台座には、明治時代の狛犬が2年前の東日本大震災で損壊したと記されていた。
境内はよく掃き清められている。高台に建てられた社殿は陽が当たって明るく、気持が良い神社だ。
これが平場の神社だったら、ラブホビル群の日陰に沈んでしまい、ジメッとした境内になってしまったかもしれない。
社殿は、コンクリートの神明造り。
社叢(しゃそう=神社の森)は少ないが、梅や桜の樹が植えられていて、ささやかな花見も楽しめそうだ。
地元の人や駅利用者にとっては、ラブホ街は単なる通過地なのだろう。私が授与所で案内を乞うている間にも、親子連れの参拝客がさっと参拝して行った。
祭神は、大山祇命・伊佐那岐命。
ここの三島明神は、伊豆一宮ではなく伊予一宮の大山祇神社からの勧請。
神奈川県内で三島神社というと、伊豆の三嶋大社から勧請したというものが多いので、てっきりここは江戸時代に伊予ゆかりのお屋敷でもあったのかと思いきや、鎌倉時代の御家人河野氏ゆかりの神社であった。
元寇の時に水軍の将として活躍した河野通有は、妻が江戸重長の娘であった縁で上野山に館があり、その邸内社として勧請されたのが発祥であるとのこと。
江戸時代になって徳川将軍家菩提寺の寛永寺造営が計画されると、三島社は上野山から降ろされる。その後、代替地を再び収公されるなどして二遷したのが、現在の浅草寿四丁目の本社三島神社なのだという。
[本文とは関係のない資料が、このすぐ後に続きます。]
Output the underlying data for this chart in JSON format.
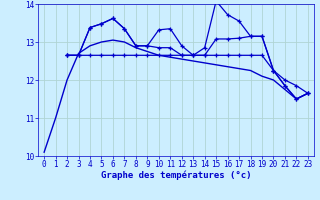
{
  "xlabel": "Graphe des températures (°c)",
  "background_color": "#cceeff",
  "grid_color": "#b0d4d4",
  "line_color": "#0000cc",
  "xlim": [
    -0.5,
    23.5
  ],
  "ylim": [
    10.0,
    14.0
  ],
  "yticks": [
    10,
    11,
    12,
    13,
    14
  ],
  "xticks": [
    0,
    1,
    2,
    3,
    4,
    5,
    6,
    7,
    8,
    9,
    10,
    11,
    12,
    13,
    14,
    15,
    16,
    17,
    18,
    19,
    20,
    21,
    22,
    23
  ],
  "series": [
    {
      "x": [
        0,
        1,
        2,
        3,
        4,
        5,
        6,
        7,
        8,
        9,
        10,
        11,
        12,
        13,
        14,
        15,
        16,
        17,
        18,
        19,
        20,
        21,
        22,
        23
      ],
      "y": [
        10.1,
        11.0,
        12.0,
        12.7,
        12.9,
        13.0,
        13.05,
        13.0,
        12.85,
        12.75,
        12.65,
        12.6,
        12.55,
        12.5,
        12.45,
        12.4,
        12.35,
        12.3,
        12.25,
        12.1,
        12.0,
        11.75,
        11.5,
        11.65
      ],
      "marker": null,
      "linewidth": 1.0
    },
    {
      "x": [
        2,
        3,
        4,
        5,
        6,
        7,
        8,
        9,
        10,
        11,
        12,
        13,
        14,
        15,
        16,
        17,
        18,
        19,
        20,
        21,
        22,
        23
      ],
      "y": [
        12.65,
        12.65,
        13.38,
        13.48,
        13.62,
        13.35,
        12.9,
        12.9,
        13.32,
        13.35,
        12.9,
        12.65,
        12.65,
        13.08,
        13.08,
        13.1,
        13.15,
        13.15,
        12.25,
        11.85,
        11.5,
        11.65
      ],
      "marker": "+",
      "linewidth": 0.9
    },
    {
      "x": [
        2,
        3,
        4,
        5,
        6,
        7,
        8,
        9,
        10,
        11,
        12,
        13,
        14,
        15,
        16,
        17,
        18,
        19,
        20,
        21,
        22,
        23
      ],
      "y": [
        12.65,
        12.65,
        13.38,
        13.48,
        13.62,
        13.35,
        12.9,
        12.9,
        12.85,
        12.85,
        12.65,
        12.65,
        12.85,
        14.08,
        13.72,
        13.55,
        13.15,
        13.15,
        12.25,
        11.85,
        11.5,
        11.65
      ],
      "marker": "+",
      "linewidth": 0.9
    },
    {
      "x": [
        2,
        3,
        4,
        5,
        6,
        7,
        8,
        9,
        10,
        11,
        12,
        13,
        14,
        15,
        16,
        17,
        18,
        19,
        20,
        21,
        22,
        23
      ],
      "y": [
        12.65,
        12.65,
        12.65,
        12.65,
        12.65,
        12.65,
        12.65,
        12.65,
        12.65,
        12.65,
        12.65,
        12.65,
        12.65,
        12.65,
        12.65,
        12.65,
        12.65,
        12.65,
        12.25,
        12.0,
        11.85,
        11.65
      ],
      "marker": "+",
      "linewidth": 0.9
    }
  ]
}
しかし、旧来の氏子にとって浅草は遠方なので、ここ根岸にあった熊野神社にも合祀される事となった。すでに詳細は不明のようだが、そういう経緯あっての“元”三島神社らしい。伊佐那岐命が祀られているのは、熊野神社の祭神なのであった。(では、その熊野神社の由来はどうなのか、とも思うのだが不明。同族の一遍上人ゆかりだったりしたら興味深いのだが…)
境内には、正岡子規の句碑「木槿(むくげ)咲て絵師の家問ふ三嶋前」が建立されている。
この近くに住んでいた正岡子規も、故郷伊予の水軍ゆかりの神社に親しみを感じていたのではないだろうか。
ちなみにここの寿老人さんは、“寿老神”と神社らしい表記がなされ、延命長寿の神さまになっている。
大山祇神社の武勇よりも、熊野神の医薬神的な神徳が反映されているのかもしれない。
(下谷七福神は、元三島神社以外は寺院)
七福神の授与品では、寿老神の尊体(400円)、それを乗せる宝船(600円)、絵馬とお守り(各500円)がある。
七福神巡りの絵馬というと、笹に下げるミニ絵馬のようなものが多いが、下谷七福神のは皆普通サイズ。ご朱印ではなく、絵馬を揃えてみるのも楽しいかもしれない。
駅でもらえるマップにも書いてあるが、宝船はここ元三島神社でしか頂けないので注意。
また、松の木が描かれた能舞台のような飾り台は絵馬台(600円)といって、こちらは布袋尊担当の寿永寺で授与している。
授与所では、弁財天担当の弁天院は普段無人なので今日全部揃えるのは無理かもしれないよと教えてくれたが、それも一つの縁と考えてとりあえず巡拝してみる事にした。